Ve arkasından sıkı sıkıya tembih eder:
“Bak, bu yüzüğü parmağına takıyorum... Askerlik bitip de geri döndüğümde, bu yüzüğü parmağında göreceğim!.. Eğer yüzüğü parmağında görmezsem, kesinlikle evlenmem seninle!.. Onun için, yüzüğe iyi sahip çık!”
Gün gelir, delikanlı rıhtımdaki gemiye biner... Sözlüsü olan genç kız da, el sallar arkasından!.. “Güle güle” der, “Yolun açık, dönüşün çabuk olsun!..”
Aradan aylar geçer... Delikanlının askerliği bitmiş, “gemi”yle dönmektedir!..

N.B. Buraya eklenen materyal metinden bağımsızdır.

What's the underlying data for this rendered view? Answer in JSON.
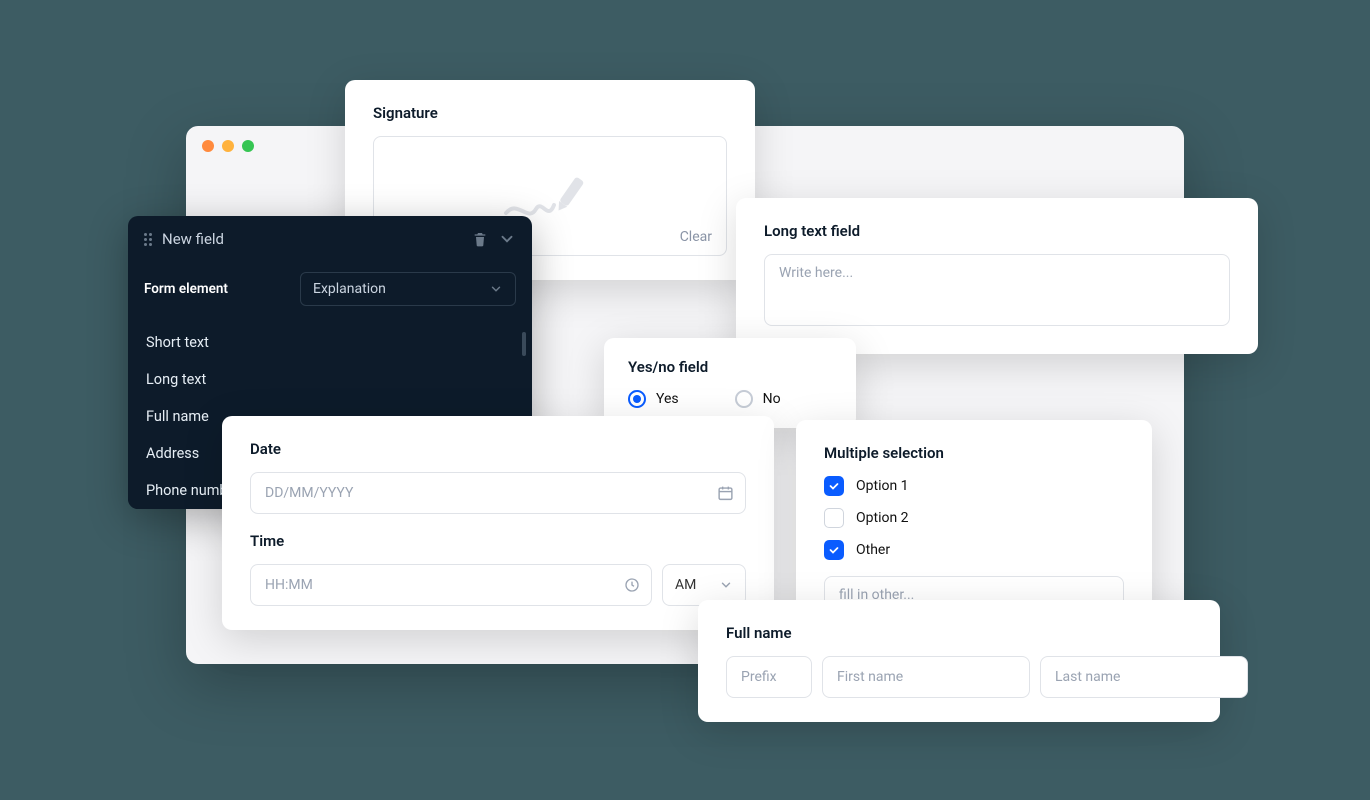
{
  "signature": {
    "title": "Signature",
    "clear_label": "Clear"
  },
  "config": {
    "header_title": "New field",
    "row_label": "Form element",
    "selected": "Explanation",
    "options": [
      "Short text",
      "Long text",
      "Full name",
      "Address",
      "Phone number"
    ]
  },
  "longtext": {
    "title": "Long text field",
    "placeholder": "Write here..."
  },
  "yesno": {
    "title": "Yes/no field",
    "yes_label": "Yes",
    "no_label": "No"
  },
  "datetime": {
    "date_label": "Date",
    "date_placeholder": "DD/MM/YYYY",
    "time_label": "Time",
    "time_placeholder": "HH:MM",
    "ampm": "AM"
  },
  "multi": {
    "title": "Multiple selection",
    "options": [
      {
        "label": "Option 1",
        "checked": true
      },
      {
        "label": "Option 2",
        "checked": false
      },
      {
        "label": "Other",
        "checked": true
      }
    ],
    "other_placeholder": "fill in other..."
  },
  "fullname": {
    "title": "Full name",
    "prefix_placeholder": "Prefix",
    "first_placeholder": "First name",
    "last_placeholder": "Last name"
  }
}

Tabii, sözlüsü olan genç kız da “rıhtım”dadır ve delikanlıyı beklemektedir!..
Delikanlı güvertede görününce, genç kız heyecanlanır... Yüreği güp güp atmaya başlar!..
O sevinçle “el sallamaya” başladığında!!!..
Olacak ya;
“Yüzük” parmağından çıkar ve “deniz”e düşer!.. Genç kız ne kadar ah-vah etse de, yapacağı bir şey yoktur!..
Giden, gitmiştir!..
Yüzük, artık “deniz”dedir!..
Biraz sonra, delikanlı gemiden iner, hasretle birbirlerine sarılırlar!..
Aaa, o da ne?..
Delikanlı farkeder ki, “kızın parmağında yüzük yok”tur!..
O heyecanın, o sevincin, o coşkunun yerini bir anda soğuk bir hava alıverir!..
Delikanlı, iter kızcağızı!..
“Hani yüzük” der; “O kadar da tembih etmiştim, bir yüzüğe sahip çıkamadın!.. Sözünü tutmadın!.. Mümkün değil, seninle evlenemeyiz!”
Ayrılırlar...
Kızın halet-i ruhiyesini anlatmaya herhalde lüzum yok... Üzgündür, perişandır, iki gözü iki çeşme ağlamaktadır!..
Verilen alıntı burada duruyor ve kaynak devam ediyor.